So I've got an interesting OS based problem for you. I've spent the last few hours conversing with anyone I know who's experienced with C programming, and nobody seems to be able to come up with a definitive answer as to why this behaviour is occurring.
I have a program that is intentionally designed to cause an extreme memory leak, (as an example of what happens when you don't free memory after allocating it). On 64 bit operating systems, (Windows, Linux, etc), it does what it should do. It fills physical ram, then fills the swap space of the OS. In Linux, the process is then terminated by the OS. In Windows however, it is not, and it continues running.
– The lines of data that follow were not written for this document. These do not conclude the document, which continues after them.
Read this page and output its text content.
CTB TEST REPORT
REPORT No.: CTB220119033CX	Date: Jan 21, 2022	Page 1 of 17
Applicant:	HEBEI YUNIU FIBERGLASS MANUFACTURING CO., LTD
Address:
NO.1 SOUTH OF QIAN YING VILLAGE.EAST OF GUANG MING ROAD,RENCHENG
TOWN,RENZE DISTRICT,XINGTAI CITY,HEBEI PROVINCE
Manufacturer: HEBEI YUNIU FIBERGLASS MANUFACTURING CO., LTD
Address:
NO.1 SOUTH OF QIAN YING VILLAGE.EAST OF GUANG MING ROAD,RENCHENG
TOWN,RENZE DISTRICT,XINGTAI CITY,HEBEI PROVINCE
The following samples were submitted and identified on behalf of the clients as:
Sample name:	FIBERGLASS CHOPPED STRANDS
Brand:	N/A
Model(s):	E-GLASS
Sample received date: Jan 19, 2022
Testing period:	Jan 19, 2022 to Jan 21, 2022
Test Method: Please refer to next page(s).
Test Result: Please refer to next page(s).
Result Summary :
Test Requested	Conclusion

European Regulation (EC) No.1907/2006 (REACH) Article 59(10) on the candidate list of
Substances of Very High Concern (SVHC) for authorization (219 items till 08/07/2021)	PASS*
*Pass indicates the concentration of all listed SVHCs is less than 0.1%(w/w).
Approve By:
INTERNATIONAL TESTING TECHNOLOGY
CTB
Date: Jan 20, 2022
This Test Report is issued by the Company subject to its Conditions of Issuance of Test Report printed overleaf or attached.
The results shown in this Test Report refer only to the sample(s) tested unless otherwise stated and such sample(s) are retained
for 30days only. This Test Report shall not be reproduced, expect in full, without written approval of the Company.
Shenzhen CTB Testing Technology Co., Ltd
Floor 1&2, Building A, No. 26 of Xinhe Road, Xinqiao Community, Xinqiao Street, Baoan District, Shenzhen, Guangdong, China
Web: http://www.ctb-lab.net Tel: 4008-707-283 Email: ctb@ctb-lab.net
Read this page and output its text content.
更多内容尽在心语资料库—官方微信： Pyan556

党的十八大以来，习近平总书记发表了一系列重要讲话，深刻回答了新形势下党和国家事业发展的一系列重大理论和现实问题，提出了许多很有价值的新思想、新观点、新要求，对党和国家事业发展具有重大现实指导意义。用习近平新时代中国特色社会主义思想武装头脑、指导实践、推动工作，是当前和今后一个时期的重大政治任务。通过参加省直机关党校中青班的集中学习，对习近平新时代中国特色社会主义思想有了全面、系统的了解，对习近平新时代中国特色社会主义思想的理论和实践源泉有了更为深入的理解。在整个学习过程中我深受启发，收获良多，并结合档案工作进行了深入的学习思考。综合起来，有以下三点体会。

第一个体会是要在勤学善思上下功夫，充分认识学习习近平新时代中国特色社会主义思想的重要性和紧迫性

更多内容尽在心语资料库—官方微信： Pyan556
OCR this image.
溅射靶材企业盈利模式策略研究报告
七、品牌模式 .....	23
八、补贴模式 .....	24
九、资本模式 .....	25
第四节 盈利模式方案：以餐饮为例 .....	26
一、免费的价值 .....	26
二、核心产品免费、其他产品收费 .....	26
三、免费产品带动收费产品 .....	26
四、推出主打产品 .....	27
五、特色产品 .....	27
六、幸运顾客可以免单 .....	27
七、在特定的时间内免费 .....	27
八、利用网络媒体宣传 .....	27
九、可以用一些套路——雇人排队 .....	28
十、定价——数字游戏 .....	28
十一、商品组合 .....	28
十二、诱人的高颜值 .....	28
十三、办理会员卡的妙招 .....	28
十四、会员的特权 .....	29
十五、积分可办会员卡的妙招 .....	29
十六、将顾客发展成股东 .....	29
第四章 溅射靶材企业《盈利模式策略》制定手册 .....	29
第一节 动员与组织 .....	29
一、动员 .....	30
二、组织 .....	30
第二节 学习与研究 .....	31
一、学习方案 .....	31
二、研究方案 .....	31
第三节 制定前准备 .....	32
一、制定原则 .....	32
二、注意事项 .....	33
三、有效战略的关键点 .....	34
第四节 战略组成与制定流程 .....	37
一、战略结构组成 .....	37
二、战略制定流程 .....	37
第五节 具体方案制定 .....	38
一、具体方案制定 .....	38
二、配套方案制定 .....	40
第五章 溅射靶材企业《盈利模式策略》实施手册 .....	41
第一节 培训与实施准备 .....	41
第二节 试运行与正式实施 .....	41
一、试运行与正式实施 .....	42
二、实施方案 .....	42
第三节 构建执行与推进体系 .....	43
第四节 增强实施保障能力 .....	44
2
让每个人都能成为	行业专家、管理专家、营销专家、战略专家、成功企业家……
The eventual result is a system crash.
Here's the code:
#include <stdlib.h>
#include <stdio.h>
void main()
{
while(1)
{
int *a;
a = (int*)calloc(65536, 4);
}
}
However, if you compile and run this code on a 32 bit Linux distribution, it has no effect on physical memory usage at all. It uses approximately 1% of my 4 GB of allocated RAM, and it never rises after that. I don't have a legitimate copy of 32 Bit Windows to test on, so I can't be certain this occurs on 32 bit Windows as well.
Can somebody please explain why the use of calloc will fill the physical ram of a 64 bit Linux OS, but not a 32 bit Linux OS?